Sue Grange, the founder of Lothlorien Farms and owner and breeder of champion jumping and racing horses died on October 19th.

Sue was well known on the show jumping circuit having worked with many of Canada’s top professionals. Canadian team members Ian Millar, Beth Underhill, Chris Pratt, and Yann Candele have all ridden under the blue and gold colours of Lothlorien with great success.

Sue prided herself at being a hands-on breeder and owner who managed her own barn. She was actively involved with developing individual programs for all her horses, and worked directly with their riders. In a 2013 interview with Horse Sport magazine she noted, “I am very proud when any of my horses go well, knowing that I had selected the horse and been instrumental in bringing it along. This, and the fact that participation in big events has brought my entire family together on a regular basis, is what is most gratifying to me. The Olympics, the WEG, the Pan American Games, and other large events have turned out to be a family affair.”

Her hard work was rewarded with twice being named Jump Canada’s Owner Of The Year. She earned her first title in 2005 for her “immense” contributions to Canadian show jumping with team horses In Style and Mustique partnered with Ian Millar and Chris Pratt, respectively. In Style would also earn her a second award, in 2008, when all the owners of the silver medal jumping team from the 2008 Beijing Olympics Olympic were recognized.

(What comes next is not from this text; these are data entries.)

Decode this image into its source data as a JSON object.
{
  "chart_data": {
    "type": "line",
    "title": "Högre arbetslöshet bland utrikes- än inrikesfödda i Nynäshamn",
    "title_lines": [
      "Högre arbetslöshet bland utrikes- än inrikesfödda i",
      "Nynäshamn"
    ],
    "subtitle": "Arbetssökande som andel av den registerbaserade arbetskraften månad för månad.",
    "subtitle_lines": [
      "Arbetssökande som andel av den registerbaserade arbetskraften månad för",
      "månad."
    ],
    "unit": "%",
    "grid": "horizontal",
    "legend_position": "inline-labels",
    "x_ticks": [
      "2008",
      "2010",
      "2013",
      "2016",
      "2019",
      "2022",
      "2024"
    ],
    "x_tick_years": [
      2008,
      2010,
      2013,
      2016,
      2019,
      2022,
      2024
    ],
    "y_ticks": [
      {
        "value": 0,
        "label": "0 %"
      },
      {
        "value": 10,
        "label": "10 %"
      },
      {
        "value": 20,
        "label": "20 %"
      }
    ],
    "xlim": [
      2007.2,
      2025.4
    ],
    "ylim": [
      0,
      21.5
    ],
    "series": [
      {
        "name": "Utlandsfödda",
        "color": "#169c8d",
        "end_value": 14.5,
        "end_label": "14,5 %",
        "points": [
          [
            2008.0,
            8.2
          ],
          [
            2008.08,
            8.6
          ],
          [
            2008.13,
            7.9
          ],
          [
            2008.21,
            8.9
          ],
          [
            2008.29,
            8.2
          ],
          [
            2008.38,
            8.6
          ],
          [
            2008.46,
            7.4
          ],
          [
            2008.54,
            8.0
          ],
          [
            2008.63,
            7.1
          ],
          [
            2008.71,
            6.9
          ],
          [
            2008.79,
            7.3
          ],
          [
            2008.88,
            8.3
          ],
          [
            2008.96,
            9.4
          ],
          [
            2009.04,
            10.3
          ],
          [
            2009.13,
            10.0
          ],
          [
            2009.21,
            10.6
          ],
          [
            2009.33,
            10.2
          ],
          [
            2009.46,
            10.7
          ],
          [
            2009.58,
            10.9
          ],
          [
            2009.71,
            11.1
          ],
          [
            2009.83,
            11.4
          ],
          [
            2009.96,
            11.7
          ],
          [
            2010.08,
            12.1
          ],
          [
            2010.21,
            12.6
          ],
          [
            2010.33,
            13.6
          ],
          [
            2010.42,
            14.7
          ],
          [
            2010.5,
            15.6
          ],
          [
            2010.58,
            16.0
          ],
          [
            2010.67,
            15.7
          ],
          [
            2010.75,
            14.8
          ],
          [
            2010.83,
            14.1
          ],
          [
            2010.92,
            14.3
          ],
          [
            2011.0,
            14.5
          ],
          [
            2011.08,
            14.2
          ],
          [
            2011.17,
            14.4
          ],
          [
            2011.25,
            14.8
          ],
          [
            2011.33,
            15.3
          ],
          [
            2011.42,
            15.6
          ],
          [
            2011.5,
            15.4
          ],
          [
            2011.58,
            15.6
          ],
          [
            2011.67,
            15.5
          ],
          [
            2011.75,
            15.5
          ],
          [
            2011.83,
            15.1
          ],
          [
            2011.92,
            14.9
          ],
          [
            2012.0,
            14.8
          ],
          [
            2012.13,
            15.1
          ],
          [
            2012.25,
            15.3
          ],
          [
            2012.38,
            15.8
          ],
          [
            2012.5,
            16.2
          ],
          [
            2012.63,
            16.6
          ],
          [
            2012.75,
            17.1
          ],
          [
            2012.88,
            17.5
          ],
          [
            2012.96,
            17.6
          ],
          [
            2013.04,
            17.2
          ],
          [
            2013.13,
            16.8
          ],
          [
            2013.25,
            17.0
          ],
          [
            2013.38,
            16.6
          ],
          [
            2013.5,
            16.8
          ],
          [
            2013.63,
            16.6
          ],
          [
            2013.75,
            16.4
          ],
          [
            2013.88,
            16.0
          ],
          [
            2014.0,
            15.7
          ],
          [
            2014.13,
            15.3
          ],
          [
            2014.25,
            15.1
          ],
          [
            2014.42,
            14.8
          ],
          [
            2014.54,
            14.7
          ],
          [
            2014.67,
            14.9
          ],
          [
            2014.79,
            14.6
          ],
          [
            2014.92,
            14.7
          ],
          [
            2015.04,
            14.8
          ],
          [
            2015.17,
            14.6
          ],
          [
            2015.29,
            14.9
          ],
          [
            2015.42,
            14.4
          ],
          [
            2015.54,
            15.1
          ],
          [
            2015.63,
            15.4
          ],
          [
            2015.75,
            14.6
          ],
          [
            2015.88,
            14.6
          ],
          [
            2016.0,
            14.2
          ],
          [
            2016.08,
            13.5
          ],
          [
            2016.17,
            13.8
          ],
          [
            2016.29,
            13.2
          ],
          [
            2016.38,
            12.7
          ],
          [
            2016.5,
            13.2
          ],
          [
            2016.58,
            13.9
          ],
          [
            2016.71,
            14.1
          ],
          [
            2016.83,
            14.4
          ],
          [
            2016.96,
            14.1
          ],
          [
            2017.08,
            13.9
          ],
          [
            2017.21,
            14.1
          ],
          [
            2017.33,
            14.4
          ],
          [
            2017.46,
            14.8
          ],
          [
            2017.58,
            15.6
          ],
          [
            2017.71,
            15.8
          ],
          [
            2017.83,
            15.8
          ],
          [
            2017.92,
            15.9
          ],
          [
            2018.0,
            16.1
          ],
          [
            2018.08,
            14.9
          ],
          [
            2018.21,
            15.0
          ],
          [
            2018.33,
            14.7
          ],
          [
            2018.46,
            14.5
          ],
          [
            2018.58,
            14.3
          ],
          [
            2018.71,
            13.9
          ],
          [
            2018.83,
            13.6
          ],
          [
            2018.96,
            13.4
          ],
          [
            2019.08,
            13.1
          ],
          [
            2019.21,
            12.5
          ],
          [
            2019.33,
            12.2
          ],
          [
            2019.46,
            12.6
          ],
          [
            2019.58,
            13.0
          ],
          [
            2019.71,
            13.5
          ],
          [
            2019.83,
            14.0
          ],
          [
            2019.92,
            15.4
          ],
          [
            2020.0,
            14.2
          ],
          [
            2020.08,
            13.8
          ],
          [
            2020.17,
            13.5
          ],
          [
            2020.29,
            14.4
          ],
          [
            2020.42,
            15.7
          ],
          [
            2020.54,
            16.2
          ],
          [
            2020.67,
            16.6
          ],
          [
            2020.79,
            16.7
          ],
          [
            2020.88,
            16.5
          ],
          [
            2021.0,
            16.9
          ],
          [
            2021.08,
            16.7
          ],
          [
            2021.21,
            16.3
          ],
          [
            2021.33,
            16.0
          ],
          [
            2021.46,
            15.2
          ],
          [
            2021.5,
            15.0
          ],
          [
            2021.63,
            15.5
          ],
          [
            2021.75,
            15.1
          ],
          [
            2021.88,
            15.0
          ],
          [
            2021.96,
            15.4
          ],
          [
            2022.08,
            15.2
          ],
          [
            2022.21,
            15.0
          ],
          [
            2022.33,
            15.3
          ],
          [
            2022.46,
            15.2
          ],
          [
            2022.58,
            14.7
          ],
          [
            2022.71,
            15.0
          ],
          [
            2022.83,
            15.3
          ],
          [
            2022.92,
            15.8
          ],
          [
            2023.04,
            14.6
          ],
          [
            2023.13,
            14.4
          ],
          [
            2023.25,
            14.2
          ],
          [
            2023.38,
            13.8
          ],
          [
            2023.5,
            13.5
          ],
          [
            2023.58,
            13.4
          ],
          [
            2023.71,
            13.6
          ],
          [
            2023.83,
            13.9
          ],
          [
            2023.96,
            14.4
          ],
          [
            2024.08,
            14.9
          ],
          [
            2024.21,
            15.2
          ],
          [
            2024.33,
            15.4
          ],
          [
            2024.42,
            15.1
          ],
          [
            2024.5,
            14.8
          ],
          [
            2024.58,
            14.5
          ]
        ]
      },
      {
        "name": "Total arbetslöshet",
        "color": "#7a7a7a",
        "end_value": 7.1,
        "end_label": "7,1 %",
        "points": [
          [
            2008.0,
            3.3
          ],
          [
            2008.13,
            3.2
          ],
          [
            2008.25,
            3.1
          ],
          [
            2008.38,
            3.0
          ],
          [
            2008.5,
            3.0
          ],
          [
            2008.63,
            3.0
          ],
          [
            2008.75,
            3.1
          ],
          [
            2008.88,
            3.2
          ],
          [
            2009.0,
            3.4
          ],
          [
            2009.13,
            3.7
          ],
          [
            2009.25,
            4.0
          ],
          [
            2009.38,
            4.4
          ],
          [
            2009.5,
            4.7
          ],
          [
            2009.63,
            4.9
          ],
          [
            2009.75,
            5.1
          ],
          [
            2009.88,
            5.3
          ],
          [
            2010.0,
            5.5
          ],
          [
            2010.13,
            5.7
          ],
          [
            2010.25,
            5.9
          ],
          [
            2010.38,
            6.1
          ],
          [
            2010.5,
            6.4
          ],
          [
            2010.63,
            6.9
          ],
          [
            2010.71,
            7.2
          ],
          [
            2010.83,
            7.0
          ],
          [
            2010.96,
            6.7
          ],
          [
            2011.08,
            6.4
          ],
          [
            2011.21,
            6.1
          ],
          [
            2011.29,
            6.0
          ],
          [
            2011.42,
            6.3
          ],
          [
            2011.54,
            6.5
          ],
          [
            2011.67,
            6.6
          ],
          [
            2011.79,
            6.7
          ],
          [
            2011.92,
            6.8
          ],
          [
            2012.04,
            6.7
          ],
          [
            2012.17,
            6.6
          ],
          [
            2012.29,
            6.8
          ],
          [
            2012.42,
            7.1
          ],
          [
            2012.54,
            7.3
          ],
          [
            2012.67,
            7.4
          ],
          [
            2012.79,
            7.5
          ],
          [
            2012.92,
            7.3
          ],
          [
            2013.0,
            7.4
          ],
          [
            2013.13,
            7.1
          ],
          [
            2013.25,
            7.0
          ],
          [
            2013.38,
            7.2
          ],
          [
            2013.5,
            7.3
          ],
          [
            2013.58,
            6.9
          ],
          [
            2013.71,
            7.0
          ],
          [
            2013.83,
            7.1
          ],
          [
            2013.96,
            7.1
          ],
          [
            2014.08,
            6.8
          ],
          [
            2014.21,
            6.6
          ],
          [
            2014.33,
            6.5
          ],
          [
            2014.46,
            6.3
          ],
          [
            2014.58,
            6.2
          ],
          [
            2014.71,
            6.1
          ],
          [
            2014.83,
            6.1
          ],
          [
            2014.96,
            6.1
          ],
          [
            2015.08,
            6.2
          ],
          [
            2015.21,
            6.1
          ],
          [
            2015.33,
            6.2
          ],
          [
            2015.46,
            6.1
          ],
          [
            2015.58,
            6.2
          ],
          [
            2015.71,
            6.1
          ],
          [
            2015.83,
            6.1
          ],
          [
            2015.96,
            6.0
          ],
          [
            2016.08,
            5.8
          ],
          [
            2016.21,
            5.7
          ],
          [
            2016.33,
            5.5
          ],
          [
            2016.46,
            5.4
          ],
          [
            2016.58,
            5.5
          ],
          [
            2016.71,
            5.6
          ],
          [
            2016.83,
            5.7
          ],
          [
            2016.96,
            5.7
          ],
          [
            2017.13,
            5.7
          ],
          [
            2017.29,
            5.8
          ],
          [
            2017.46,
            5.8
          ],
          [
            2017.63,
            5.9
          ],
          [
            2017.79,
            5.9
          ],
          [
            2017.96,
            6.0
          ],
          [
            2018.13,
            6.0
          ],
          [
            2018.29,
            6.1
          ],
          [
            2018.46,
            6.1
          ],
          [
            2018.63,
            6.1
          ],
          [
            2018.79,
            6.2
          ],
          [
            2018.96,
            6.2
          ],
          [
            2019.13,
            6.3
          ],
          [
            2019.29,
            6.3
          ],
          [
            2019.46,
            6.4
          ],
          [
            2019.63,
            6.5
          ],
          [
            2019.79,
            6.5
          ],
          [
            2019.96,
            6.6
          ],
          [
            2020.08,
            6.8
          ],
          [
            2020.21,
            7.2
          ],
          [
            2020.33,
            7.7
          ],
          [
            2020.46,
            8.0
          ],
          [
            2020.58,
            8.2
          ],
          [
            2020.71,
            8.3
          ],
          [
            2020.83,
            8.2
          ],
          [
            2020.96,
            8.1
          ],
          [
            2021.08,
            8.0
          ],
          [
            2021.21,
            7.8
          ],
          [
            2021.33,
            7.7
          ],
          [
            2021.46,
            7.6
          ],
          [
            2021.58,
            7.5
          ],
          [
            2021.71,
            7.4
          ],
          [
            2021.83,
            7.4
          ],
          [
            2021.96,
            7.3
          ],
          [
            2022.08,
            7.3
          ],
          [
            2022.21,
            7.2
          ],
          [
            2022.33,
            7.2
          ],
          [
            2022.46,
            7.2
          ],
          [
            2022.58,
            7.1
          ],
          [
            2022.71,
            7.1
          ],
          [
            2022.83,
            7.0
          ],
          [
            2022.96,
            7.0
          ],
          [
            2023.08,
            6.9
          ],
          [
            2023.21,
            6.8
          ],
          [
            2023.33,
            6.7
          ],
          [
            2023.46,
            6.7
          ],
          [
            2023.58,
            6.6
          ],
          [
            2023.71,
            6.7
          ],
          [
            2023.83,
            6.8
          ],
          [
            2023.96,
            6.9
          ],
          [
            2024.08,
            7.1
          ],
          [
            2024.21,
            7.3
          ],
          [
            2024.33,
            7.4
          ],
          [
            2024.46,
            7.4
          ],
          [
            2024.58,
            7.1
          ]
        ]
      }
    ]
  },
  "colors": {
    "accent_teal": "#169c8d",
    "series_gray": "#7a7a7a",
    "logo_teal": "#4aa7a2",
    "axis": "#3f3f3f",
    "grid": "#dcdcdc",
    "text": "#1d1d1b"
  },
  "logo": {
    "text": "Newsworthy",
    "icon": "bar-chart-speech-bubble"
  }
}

More recently, Ireland’s Connor Swail rode for Grange for five years until 2016. Swail had great success with the Lothlorien string, earning 175 top-six placings and 65 wins in international competition, for total winnings of over $2 million aboard horses including Lansdowne, Grafton, Ariana, Cita, Simba de la Roque, and Dillinger.

Fellow Irish-man Daniel Coyle, who had been working alongside Swail, took over the Lothlorien rides with tremendous success. In 2016 he made his Nations’ Cup debut at Thunderbird Show Park leading the Irish to victory with double clear rounds aboard Tennyson, a Canadian Sport Horse, bred by Grange. In 2017, Coyle has had 21 FEI victories on six different Lothlorien horses variously owned by Grange or Grange and her daughter, Ariel.

A granddaughter of the late newspaper baron Roy Thomson, Grange was hooked on riding after joining a friend at her riding lessons and “loved it immediately.” She moved to England with her family in 1967, where she showed and went foxhunting. After moving back to Canada, she rode out of Lorne Siegle’s barn in Oakville and also spent five years showing with legendary horseman and CET Olympic coach Carl Knee in the US. She became a top competitor, enjoying success in the grand prix ring with Bricklin, Eli, Normandy, and Right Pass.

In 1975, Grange purchased the original 100 acres that is home to Lothlorien Farm in Cheltenham, ON, which, with the purchase of surrounding properties, has grown to its current 500 acres. Named for a forest in Tolkien’s Lord of the Rings trilogy, the farm was the home of the “Cheltenham Gold Cup Horse Show” from 1977 to 1989.

An injury briefly took her away from horses, but as she told Horse Sport, her love of the animals eventually won out. “Unfortunately, after several years, I herniated a disc in my back which prevented me from carrying on my riding career. As you can imagine, I was very frustrated with this predicament, and actually got away from the horse show scene for several years. I always said that I could never be ‘just an owner’ and stand on the sidelines. However, as time went by I realized that I could not just walk away from my love for horses – even if it meant not riding myself.”

Grange’s parents, Audrey and Elwood Campbell, were avid fans of Standardbred racing, a passion her mother pursued after her father’s passing. In 2005, Sue joined her mother in purchasing three Standardbred mares. The purchase eventually led her to owning Well Said, the 3yr-old North American Pacer of the Year in 2009, who won the prestigious Little Brown Jug and the Meadowlands Pace and North American Cup that year.

Grange leaves behind her husband, John, and four children Tyler, Dylan (with her first husband, Don MacNamara), Brennan, and Ariel.